16. Other important terms
16.1 In accordance with instructions from gas suppliers the Company is required to charge a deposit for any gas bottles that are not the subject of an exchange. Such deposit will vary from time to time at the behest of the Company and will be refunded when a suitable (like for like in size) bottle is returned. Please note that the responsibility to refund a deposit will cease after one year (365 days) from the date the deposit was made.
16.2 You shall be solely responsible for disposal of any waste arising from the goods and shall comply with all applicable laws, regulations, byelaws, codes of practices and licences arising from such disposal.

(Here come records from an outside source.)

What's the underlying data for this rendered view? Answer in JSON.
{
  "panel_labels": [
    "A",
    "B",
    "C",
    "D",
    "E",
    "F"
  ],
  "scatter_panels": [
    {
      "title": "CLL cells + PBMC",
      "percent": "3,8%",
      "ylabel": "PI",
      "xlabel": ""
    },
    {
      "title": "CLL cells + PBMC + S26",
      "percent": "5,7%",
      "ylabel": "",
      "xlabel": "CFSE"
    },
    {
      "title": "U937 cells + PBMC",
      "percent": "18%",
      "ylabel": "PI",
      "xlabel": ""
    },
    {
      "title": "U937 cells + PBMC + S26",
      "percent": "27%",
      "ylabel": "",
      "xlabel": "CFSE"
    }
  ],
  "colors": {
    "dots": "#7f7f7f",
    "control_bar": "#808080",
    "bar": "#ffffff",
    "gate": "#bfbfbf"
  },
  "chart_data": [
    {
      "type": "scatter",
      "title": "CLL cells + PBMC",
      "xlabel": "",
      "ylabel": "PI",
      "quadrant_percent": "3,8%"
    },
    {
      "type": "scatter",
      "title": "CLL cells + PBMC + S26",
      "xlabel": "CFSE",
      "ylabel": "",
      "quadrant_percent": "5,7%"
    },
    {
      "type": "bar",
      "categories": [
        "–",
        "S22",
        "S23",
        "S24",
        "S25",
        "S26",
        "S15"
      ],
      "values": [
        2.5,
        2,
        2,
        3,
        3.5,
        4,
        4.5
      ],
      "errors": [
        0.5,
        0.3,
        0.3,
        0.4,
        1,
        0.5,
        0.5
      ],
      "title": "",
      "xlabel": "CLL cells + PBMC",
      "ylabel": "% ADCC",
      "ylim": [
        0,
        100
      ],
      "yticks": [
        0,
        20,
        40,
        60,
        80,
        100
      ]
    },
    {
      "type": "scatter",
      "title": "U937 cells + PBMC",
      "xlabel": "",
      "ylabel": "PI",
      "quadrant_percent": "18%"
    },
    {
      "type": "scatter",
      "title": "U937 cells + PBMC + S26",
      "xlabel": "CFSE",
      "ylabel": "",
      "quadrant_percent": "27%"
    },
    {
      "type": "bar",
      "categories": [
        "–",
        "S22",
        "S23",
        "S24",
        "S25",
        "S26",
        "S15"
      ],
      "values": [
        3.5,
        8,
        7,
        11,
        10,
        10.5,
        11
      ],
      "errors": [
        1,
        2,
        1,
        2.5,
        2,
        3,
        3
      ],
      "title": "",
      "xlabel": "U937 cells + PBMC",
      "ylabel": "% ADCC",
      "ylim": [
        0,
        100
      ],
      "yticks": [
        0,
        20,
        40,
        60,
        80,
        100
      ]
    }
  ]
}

You shall indemnify and keep indemnified the Company against all losses, liabilities, costs, expenses, demands, judgments, claims and fines made in respect of breach by Customer of this paragraph.
16.3 Please make sure that you have read and understood our Privacy Policy which explains how we safeguard any data which you provide to us in order for us to fulfil your online order.
16.4 We may transfer our rights and obligations under these terms to another organisation. You need our consent to transfer any rights under this contract to someone else. No other person shall have any rights to enforce any of its terms.
16.5 Each of the paragraphs of these terms operates separately. If any court or relevant authority decides that any of them are unlawful, the remaining paragraphs will remain in full force and effect.
16.6 If we do not insist immediately that you do anything you are required to do under these terms, or if we delay in taking steps against you in respect of your breaking this contract, that will not mean that you do not have to do those things and it will not prevent us taking steps against you at a later date.
16.7 The interpretation and application of the contract shall be in accordance with English Law and both parties hereby agree to submit to the non-exclusive jurisdiction of the English Courts.